Colombia dismantles network that processed false documents for migrants from Venezuela and the Dominican Republic

The Colombian prosecutor’s office reported on Thursday the capture of 31 people who were allegedly part of a migrant smuggling network in charge of processing and supplying false documents to citizens of the Dominican Republic and Venezuela, who with alleged Colombian identities began their journey to Mexico or Guatemala and then crossed by land to the United States.

Among those detained are alleged ringleaders, recruiters of potential clients and public servants of the Registry, the state entity in charge of identifying Colombians, and the chancellery, where passports are issued.

The network would have processed at least 344 false identification cards for migrants and 304 passports that were canceled after the investigation. Obtaining the false documents would have cost each migrant between $2,000 and $4,500, said Colonel Edwin Masleider Urrego, director of Criminal Investigation and Interpol of the Police, in a statement.

According to the prosecutor’s office, three employees and six former employees of the Registry Office would have located civil records of people who had not issued their IDs to impersonate them, while three officials and five former employees of the Chancellery would have formalized the false passports.

The investigation began in 2021 and culminated in the capture of the alleged members in Bogotá and the departments of Atlántico, Córdoba, Cesar, Sucre and La Guajira, in the north of the country, and Amazonas and Caquetá, in the south.

The prosecution identified at least two irregular routes used by migrants who obtained false documents. Some traveled to Mexico or Guatemala to then arrive by land to the United States and others went to European countries to stay permanently or look for a new way to enter the United States.

A Dominican and a Colombian would be the ringleaders of the network.
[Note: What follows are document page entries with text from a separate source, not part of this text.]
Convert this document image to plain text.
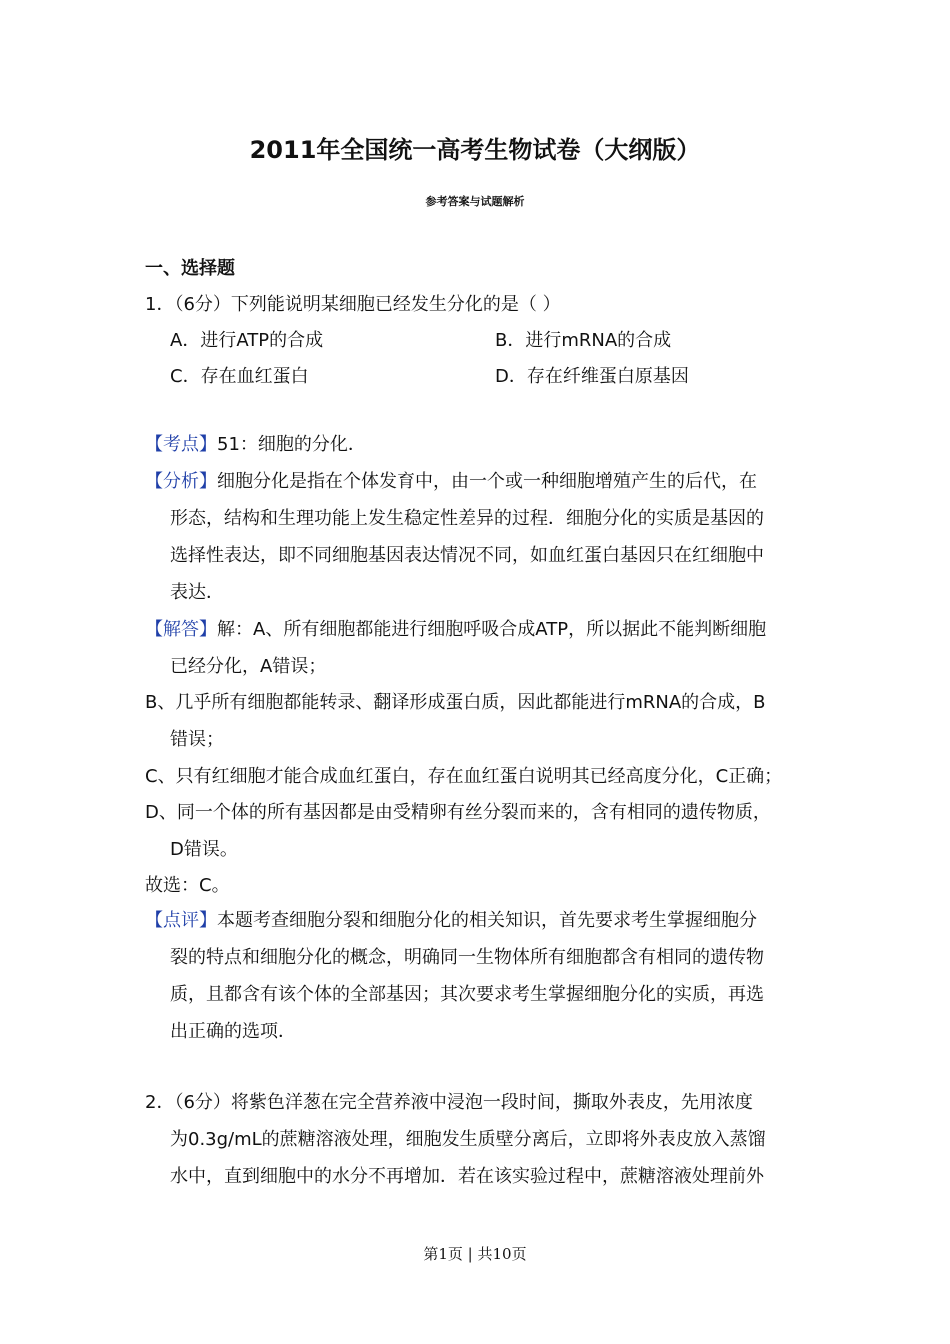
2011年全国统一高考生物试卷（大纲版）
参考答案与试题解析
一、选择题
1．（6分）下列能说明某细胞已经发生分化的是（ ）
A．进行ATP的合成	B．进行mRNA的合成
C．存在血红蛋白	D．存在纤维蛋白原基因
【考点】51：细胞的分化．
【分析】细胞分化是指在个体发育中，由一个或一种细胞增殖产生的后代，在
形态，结构和生理功能上发生稳定性差异的过程．细胞分化的实质是基因的
选择性表达，即不同细胞基因表达情况不同，如血红蛋白基因只在红细胞中
表达．
【解答】解：A、所有细胞都能进行细胞呼吸合成ATP，所以据此不能判断细胞
已经分化，A错误；
B、几乎所有细胞都能转录、翻译形成蛋白质，因此都能进行mRNA的合成，B
错误；
C、只有红细胞才能合成血红蛋白，存在血红蛋白说明其已经高度分化，C正确；
D、同一个体的所有基因都是由受精卵有丝分裂而来的，含有相同的遗传物质，
D错误。
故选：C。
【点评】本题考查细胞分裂和细胞分化的相关知识，首先要求考生掌握细胞分
裂的特点和细胞分化的概念，明确同一生物体所有细胞都含有相同的遗传物
质，且都含有该个体的全部基因；其次要求考生掌握细胞分化的实质，再选
出正确的选项．
2．（6分）将紫色洋葱在完全营养液中浸泡一段时间，撕取外表皮，先用浓度
为0.3g/mL的蔗糖溶液处理，细胞发生质壁分离后，立即将外表皮放入蒸馏
水中，直到细胞中的水分不再增加．若在该实验过程中，蔗糖溶液处理前外
第1页 | 共10页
The man is wanted with a blue Interpol notification in 196 countries and the woman was captured in the operation and accused of directing her collaborators, including six of her relatives.

The prosecutor’s office will charge those captured, according to their role, with the crimes of migrant smuggling, ideological falsification in public documents, conspiracy to commit a crime and illicit enrichment, for which they are exposed to sentences of between 9 and 15 years in prison.